L'abbé Suger a lui-même raconté dans ses écrits l'histoire de ce vase et comment il l'a fait orner d'or et de pierres précieuses pour le rendre encore plus beau qu'il n'était. La monture est en argent doré et se caractérise surtout par la technique du filigrane : des fils métalliques, travaillés pour former des motifs en grains, sont soudés sur la feuille de métal. Ils dessinent d'élégants fleurons perlés, très décoratifs [ détail c ] et bien mis en valeur par le fond lisse et brillant sur lequel ils se détachent. Ce décor, assez rare à l'époque, pourrait s'inspirer d'œuvres orientales. Il est complété par des perles et des pierres précieuses qui apportent une note colorée à l'ensemble. Un décor comparable se retrouve sur d'autres vases précieux dont Suger a commandé la monture : ce travail est donc l'œuvre d'orfèvres qui travaillaient régulièrement pour lui. Par la suite, le vase a subi quelques transformations. Les médaillons en émail parsemés de fleurs de lis ont notamment été rajoutés sur le col au XIVe siècle.
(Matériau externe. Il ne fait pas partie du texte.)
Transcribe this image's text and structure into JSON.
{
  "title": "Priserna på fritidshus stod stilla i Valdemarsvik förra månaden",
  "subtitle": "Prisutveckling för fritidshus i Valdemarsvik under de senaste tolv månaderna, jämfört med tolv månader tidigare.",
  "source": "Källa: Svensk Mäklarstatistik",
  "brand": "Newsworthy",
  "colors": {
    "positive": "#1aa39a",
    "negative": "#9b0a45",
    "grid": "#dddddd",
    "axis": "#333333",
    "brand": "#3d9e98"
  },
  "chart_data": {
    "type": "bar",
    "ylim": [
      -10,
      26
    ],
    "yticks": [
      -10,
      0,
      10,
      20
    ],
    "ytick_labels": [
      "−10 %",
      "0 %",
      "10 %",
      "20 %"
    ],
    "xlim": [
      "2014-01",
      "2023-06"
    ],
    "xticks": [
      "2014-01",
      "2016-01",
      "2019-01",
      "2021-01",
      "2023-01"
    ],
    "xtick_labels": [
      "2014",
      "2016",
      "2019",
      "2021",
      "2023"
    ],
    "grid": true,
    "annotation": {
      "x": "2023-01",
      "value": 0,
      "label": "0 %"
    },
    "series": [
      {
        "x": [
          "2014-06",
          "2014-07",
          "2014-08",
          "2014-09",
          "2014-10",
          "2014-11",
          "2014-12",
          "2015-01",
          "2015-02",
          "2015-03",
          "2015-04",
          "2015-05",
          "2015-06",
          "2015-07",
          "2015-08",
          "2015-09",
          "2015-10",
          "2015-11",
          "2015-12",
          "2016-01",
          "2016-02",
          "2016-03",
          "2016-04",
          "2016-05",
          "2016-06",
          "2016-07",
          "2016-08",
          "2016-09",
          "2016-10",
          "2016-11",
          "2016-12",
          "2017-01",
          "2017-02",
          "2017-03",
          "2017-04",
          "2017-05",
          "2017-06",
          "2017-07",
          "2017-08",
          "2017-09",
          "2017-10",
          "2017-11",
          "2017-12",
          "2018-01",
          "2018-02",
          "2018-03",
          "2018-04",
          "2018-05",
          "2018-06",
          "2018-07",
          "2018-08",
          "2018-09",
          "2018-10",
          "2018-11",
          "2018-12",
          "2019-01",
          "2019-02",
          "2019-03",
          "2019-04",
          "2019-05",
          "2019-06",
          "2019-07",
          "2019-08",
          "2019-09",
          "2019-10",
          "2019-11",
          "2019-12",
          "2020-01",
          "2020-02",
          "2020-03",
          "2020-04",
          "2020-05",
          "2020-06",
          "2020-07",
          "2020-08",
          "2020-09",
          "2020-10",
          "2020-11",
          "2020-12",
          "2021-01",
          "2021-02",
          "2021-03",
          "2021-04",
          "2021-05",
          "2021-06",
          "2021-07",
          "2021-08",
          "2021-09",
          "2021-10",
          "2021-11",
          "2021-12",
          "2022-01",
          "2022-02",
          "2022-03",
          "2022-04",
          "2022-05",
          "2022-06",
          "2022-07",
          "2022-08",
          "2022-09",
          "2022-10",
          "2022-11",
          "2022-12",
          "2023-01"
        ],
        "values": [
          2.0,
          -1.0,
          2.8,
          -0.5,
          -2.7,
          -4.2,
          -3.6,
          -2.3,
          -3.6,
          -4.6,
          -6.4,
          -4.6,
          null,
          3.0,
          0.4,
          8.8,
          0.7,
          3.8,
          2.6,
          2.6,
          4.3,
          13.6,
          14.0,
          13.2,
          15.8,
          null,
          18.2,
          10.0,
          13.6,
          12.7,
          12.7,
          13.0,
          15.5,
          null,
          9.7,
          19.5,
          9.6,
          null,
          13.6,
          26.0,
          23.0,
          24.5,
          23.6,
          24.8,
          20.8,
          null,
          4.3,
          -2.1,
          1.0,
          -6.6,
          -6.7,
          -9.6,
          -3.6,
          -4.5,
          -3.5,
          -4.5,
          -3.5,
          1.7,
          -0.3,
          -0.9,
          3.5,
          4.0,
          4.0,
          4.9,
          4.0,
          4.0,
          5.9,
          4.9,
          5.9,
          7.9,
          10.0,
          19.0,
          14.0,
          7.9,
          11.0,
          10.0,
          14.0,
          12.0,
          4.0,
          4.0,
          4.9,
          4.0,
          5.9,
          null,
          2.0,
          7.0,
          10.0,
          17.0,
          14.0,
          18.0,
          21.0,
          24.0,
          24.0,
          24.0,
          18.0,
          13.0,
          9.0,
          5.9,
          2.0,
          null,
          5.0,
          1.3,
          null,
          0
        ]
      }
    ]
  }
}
Le vase d'Aliénor fait partie des objets précieux offerts par Suger à Saint-Denis [ image 3 ]. Il enrichit ainsi le trésor de l'abbaye, un trésor composé de pièces exceptionnelles par leur matière et leur décor. Suger montre ainsi son ambition de faire de Saint-Denis un des centres religieux les plus puissants du monde chrétien. Le trésor de Saint-Denis, dont de nombreuses pièces avaient déjà été fondues ou vendues, fut en grande partie détruit à la Révolution. Mais quelques objets remarquables, comme le vase d'Aliénor, furent épargnés et envoyés au musée du Louvre ou au Cabinet des médailles à la Bibliothèque nationale.

Françoise Besson

Permalien : https://panoramadelart.com/analyse/vase-dalienor-daquitaine

Publié le 26/11/2013

Glossaire

Trésor : Le terme trésor désigne à la fois un ensemble d’objets précieux et le lieu qui les abrite.

Filigrane : Technique d’orfèvrerie qui consiste à concevoir un décor à partir de fils de métal entrelacés et soudés sur un support.

Émail : Vernis coloré, opaque ou translucide, qui peut s’appliquer sur différents supports (céramique, métal, pierre, verre…).

Art gothique : Style qui se développe à partir du milieu du XIIe siècle jusqu’au début du XVIe siècle dans l’Occident chrétien.

Suger : (1080/1081-1151) Conseiller de Louis VI et de Louis VII, abbé de Saint-Denis. Il est considéré comme l’initiateur du style gothique en France avec la rénovation de la basilique de Saint-Denis.